Another foundational theory of development emerged from Jean Piaget’s constructivist approach that proposed 4 broad stages of cognitive development that arise from the individual actively constructing knowledge based on their own experiences. The stages (sensorimotor, preoperational, concrete operational, and formal operational) each build upon the previous, resulting in increasing sophistication and abstraction of thought across multiple cognitive domains (07). Although Piaget’s theories added understanding of the overview of child learning and found success in some educational models of experiential learning, they oversimplified the consistency and complexity of learning, underestimated the competence of infants and children, and did not account for the contribution of social relationships to learning and development. Albert Bandura described how children could learn through the environment with social learning theory. Bandura expanded on the concepts of classical and operant condition (where a behavior is learned due to an association between a stimulus and the response) by describing mediating processes that can occur between stimuli and the response (accounting for individual differences) and how behavior can be learned through observation (52).

Modern approaches to the evaluation of development in children traces back to the work of Arnold Gesell, pediatrician and psychologist at the Yale University School of Medicine, and his collaborator, Catherine Amatruda. Dr. Gesell focused on early child development, leading to popular writings such as The First Five Years of Life (23). He and Amatruda also created a new science of developmental evaluation with the 1941 publication of Developmental Diagnosis - Normal and Abnormal Child Development - Clinical Methods and Pediatric Applications (24). They described the developmental examination of the infant and linked problems in development to medical problems, including prematurity, thyroid disorders, seizures, cerebral palsy, visual disorders, and hearing impairments and later emphasized the link between the fetus and postnatal child development in The Embryology of Behavior (25).

In creation of the science of developmental diagnosis, Gesell and Amatruda compared typical developmental patterns with those seen in the child being evaluated. Typical development is based on documented sequences of skill emergence and the age norms for when these skills are observed. Gesell established the first set of norms by recording the skill acquisition of children seen in his clinic, establishing that an orderly, timed, and sequential development process occurred predictably. This allowed for the identification of both normal and abnormal patterns. They also introduced the concept of developmental quotient (DQ), a comparison of a child’s chronologic age and developmental age, expressed as a ratio.
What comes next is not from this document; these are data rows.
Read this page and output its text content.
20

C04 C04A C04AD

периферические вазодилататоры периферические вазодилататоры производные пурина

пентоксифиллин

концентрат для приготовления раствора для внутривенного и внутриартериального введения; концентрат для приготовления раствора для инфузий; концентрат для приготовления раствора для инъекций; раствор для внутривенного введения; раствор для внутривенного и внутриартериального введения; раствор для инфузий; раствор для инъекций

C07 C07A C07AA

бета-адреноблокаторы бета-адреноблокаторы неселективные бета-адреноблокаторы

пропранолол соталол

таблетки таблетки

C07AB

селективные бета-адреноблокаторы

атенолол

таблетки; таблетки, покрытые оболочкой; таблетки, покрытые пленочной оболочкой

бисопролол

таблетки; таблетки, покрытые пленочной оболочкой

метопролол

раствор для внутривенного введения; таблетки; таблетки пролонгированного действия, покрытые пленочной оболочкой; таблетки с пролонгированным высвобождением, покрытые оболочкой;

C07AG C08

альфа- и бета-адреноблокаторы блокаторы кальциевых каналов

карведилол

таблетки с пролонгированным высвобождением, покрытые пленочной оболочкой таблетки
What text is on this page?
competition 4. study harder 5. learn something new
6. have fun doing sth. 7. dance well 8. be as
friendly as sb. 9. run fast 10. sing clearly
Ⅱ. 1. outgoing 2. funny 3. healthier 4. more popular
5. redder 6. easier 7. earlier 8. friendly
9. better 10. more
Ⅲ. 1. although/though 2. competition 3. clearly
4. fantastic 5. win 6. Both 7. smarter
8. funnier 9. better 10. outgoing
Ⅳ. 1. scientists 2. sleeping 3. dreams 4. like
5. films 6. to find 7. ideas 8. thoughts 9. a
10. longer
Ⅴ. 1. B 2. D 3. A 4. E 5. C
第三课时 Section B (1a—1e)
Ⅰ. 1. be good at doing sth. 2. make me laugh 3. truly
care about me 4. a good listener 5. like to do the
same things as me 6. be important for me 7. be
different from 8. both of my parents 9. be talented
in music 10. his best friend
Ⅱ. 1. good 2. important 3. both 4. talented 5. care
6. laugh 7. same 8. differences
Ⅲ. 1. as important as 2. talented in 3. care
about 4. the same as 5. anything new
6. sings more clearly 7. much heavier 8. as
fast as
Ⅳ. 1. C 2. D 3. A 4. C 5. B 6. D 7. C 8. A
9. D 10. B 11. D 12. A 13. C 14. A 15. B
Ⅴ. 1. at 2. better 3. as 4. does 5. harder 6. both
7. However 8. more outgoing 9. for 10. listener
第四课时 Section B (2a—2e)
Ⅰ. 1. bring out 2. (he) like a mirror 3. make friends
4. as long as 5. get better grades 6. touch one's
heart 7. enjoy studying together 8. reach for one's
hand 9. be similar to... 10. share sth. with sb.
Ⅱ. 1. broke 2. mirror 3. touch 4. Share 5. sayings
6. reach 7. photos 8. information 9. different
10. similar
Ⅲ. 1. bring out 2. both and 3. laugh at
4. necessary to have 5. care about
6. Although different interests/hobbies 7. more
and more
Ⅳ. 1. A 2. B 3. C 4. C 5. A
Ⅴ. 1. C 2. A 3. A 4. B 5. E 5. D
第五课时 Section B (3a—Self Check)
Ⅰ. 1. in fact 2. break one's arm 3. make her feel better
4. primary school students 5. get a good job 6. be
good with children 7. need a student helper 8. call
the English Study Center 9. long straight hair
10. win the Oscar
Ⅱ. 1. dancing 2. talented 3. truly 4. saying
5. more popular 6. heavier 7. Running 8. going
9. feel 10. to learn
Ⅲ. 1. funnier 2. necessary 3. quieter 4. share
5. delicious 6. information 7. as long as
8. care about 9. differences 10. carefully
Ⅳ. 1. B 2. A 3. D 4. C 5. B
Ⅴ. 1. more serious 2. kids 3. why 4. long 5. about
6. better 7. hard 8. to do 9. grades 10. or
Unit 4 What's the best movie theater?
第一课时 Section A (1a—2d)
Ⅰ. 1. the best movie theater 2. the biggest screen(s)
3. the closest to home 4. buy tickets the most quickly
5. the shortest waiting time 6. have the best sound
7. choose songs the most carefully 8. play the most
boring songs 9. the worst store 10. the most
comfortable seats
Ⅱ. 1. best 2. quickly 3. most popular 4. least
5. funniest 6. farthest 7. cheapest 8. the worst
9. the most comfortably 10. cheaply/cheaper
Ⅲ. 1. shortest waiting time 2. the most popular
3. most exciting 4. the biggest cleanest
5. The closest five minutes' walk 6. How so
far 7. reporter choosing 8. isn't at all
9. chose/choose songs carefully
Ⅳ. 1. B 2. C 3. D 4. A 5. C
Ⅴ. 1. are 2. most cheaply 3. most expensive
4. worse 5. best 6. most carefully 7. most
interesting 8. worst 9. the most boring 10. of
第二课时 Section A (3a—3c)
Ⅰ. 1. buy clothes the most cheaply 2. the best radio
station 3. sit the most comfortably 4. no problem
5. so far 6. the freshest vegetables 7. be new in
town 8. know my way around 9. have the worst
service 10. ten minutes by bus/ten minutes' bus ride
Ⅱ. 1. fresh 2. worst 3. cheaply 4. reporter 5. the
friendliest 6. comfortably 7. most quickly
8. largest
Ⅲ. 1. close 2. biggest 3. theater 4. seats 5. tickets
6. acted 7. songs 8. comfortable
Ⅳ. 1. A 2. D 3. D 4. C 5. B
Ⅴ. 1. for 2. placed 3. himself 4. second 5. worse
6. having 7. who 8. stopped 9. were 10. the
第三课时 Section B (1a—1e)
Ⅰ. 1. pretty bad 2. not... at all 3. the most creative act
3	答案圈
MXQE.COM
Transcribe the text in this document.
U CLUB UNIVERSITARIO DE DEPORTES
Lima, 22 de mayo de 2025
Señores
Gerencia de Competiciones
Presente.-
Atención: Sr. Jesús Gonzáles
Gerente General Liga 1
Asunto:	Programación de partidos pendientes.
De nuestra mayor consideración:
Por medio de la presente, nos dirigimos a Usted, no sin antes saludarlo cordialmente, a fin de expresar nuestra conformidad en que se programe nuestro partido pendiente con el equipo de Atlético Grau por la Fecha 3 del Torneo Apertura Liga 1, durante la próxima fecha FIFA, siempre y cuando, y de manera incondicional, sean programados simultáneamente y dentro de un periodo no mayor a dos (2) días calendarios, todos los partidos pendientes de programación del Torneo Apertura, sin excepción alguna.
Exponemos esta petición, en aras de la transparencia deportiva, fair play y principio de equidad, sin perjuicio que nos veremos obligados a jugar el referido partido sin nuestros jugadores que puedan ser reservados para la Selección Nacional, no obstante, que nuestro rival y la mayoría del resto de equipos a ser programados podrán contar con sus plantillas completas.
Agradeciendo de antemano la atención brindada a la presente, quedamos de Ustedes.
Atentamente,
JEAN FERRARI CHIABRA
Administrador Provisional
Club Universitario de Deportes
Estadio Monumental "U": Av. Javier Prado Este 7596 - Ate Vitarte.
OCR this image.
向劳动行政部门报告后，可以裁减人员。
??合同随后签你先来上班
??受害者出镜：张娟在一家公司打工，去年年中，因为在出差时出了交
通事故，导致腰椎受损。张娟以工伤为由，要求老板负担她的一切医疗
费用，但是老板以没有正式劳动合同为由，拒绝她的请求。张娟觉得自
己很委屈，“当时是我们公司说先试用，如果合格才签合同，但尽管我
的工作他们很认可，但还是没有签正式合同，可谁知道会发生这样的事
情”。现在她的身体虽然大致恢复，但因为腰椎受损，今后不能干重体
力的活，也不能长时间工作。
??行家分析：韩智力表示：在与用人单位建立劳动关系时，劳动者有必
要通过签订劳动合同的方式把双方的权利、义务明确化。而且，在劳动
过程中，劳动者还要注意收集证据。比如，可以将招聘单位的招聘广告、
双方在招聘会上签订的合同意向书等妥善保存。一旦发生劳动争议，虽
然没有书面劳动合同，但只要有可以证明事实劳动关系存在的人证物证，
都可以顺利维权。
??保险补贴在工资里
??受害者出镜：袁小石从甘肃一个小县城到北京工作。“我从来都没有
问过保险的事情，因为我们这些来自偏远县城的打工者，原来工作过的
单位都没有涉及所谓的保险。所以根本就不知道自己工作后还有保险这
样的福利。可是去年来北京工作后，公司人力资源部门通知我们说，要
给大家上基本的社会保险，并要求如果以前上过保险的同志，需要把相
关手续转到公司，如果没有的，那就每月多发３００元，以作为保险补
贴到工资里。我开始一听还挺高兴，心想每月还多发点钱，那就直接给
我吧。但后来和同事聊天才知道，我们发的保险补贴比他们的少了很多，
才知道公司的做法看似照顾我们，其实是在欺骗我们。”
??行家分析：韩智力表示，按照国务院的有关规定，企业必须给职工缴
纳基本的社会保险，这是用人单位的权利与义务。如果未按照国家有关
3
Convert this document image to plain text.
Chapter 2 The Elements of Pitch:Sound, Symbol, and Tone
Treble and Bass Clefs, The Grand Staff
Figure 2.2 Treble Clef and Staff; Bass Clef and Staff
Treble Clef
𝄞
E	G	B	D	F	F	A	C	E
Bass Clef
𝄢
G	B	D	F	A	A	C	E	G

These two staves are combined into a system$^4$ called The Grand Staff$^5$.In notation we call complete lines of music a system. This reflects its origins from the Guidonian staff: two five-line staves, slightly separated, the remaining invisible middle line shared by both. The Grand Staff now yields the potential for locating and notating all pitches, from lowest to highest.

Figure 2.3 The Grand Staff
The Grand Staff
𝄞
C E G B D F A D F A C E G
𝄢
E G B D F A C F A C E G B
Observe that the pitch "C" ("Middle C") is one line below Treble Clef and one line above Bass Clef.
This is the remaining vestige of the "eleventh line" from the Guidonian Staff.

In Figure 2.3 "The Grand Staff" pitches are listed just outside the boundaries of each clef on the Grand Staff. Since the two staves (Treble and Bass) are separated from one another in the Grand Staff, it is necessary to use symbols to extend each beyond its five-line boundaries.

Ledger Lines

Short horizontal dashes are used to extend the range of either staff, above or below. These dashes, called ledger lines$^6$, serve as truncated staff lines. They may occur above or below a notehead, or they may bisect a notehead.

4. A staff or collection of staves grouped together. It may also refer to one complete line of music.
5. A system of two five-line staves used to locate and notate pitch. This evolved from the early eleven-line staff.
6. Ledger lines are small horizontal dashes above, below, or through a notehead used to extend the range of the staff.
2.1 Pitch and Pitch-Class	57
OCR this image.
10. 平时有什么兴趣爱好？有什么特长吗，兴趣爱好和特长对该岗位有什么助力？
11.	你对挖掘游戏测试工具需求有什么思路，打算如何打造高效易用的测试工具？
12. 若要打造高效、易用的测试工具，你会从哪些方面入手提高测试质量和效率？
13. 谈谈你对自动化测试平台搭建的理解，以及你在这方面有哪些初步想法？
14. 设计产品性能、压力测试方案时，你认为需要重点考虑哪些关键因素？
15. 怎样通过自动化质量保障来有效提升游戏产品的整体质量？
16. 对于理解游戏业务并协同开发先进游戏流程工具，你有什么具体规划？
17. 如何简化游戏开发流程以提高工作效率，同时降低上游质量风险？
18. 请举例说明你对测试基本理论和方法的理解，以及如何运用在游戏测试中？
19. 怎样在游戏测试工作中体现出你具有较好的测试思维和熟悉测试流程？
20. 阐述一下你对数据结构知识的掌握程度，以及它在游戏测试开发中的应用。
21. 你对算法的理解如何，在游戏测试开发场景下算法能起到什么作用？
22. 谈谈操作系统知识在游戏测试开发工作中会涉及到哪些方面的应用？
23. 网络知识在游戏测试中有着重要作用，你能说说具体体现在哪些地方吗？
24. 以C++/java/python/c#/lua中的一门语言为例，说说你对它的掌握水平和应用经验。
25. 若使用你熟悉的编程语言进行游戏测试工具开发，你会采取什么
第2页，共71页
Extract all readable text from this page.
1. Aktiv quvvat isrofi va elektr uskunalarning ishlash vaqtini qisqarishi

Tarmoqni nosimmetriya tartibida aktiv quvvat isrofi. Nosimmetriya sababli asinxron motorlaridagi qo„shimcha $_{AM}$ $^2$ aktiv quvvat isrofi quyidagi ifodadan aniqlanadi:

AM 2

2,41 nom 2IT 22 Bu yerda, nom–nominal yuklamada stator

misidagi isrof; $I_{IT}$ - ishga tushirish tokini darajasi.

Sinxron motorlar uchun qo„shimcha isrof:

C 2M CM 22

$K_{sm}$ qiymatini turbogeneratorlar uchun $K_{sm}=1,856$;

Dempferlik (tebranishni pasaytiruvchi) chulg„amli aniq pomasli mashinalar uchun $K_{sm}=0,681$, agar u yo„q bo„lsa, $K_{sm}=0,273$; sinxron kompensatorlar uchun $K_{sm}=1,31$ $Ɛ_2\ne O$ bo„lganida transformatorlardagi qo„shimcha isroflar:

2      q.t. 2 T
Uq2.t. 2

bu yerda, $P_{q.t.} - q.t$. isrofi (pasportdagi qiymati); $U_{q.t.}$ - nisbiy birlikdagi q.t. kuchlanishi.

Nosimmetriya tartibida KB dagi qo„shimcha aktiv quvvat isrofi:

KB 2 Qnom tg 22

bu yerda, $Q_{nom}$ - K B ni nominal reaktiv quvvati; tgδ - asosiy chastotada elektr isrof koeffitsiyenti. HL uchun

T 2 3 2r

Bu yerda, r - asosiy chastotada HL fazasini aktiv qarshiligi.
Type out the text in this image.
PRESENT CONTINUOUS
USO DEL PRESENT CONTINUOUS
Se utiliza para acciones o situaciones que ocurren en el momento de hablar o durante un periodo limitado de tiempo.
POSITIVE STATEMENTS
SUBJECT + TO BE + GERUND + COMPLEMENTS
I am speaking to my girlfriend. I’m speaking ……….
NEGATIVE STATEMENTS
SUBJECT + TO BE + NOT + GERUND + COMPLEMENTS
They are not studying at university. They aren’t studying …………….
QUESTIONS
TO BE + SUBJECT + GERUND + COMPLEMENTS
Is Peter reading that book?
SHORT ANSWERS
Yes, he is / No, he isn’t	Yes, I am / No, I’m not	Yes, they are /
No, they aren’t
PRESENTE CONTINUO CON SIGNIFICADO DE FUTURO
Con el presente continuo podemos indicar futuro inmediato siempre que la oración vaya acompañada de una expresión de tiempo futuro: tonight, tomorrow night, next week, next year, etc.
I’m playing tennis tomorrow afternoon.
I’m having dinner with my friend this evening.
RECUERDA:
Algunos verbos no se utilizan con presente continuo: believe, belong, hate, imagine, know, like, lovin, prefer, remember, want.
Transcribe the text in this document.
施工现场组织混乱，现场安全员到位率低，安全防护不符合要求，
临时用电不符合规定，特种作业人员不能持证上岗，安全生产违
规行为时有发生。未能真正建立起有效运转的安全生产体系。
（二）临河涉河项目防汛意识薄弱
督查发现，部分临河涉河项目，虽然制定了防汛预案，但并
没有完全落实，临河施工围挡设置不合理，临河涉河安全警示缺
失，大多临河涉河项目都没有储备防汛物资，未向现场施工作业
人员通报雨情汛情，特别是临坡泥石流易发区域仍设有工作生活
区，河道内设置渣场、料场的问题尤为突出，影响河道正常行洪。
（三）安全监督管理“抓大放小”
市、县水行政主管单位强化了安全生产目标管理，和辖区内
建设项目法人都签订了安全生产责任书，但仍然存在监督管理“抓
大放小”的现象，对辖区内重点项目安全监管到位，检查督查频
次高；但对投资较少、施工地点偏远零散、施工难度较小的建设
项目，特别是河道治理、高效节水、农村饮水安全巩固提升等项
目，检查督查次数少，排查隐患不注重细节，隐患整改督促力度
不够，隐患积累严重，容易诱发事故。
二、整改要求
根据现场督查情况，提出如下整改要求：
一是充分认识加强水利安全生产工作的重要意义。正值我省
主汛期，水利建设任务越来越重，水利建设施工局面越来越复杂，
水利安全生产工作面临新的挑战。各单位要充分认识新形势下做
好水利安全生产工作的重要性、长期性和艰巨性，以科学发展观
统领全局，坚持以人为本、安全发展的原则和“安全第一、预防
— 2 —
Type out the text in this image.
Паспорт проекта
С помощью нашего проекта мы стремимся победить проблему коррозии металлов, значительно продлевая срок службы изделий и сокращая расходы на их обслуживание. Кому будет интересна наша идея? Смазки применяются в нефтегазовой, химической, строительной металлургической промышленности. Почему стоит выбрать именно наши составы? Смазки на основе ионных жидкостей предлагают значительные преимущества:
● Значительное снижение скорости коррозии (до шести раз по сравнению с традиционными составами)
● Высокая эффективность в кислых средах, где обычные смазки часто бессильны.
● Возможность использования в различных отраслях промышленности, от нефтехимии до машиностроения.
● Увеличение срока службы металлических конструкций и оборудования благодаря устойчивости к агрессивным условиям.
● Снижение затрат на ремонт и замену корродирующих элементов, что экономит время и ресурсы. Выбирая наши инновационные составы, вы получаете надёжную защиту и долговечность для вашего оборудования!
By combining public health methods of population screening for disease with the methods introduced by Gesell, William Frankenburg aimed for widespread identification of developmental disorders (21). Paul Dworkin further described the process of embedding developmental monitoring into the process of surveillance as recommended by both major British and American pediatric organizations (19). In the American Academy of Pediatrics policy statement on developmental surveillance and screening, surveillance is used to describe the continuous, informal tracking of a child’s development (04). Screening implies the use of a standardized test at discrete age intervals on all children. Developmental evaluation, as introduced by Gesell, describes the more complex process used for establishing a developmental diagnosis.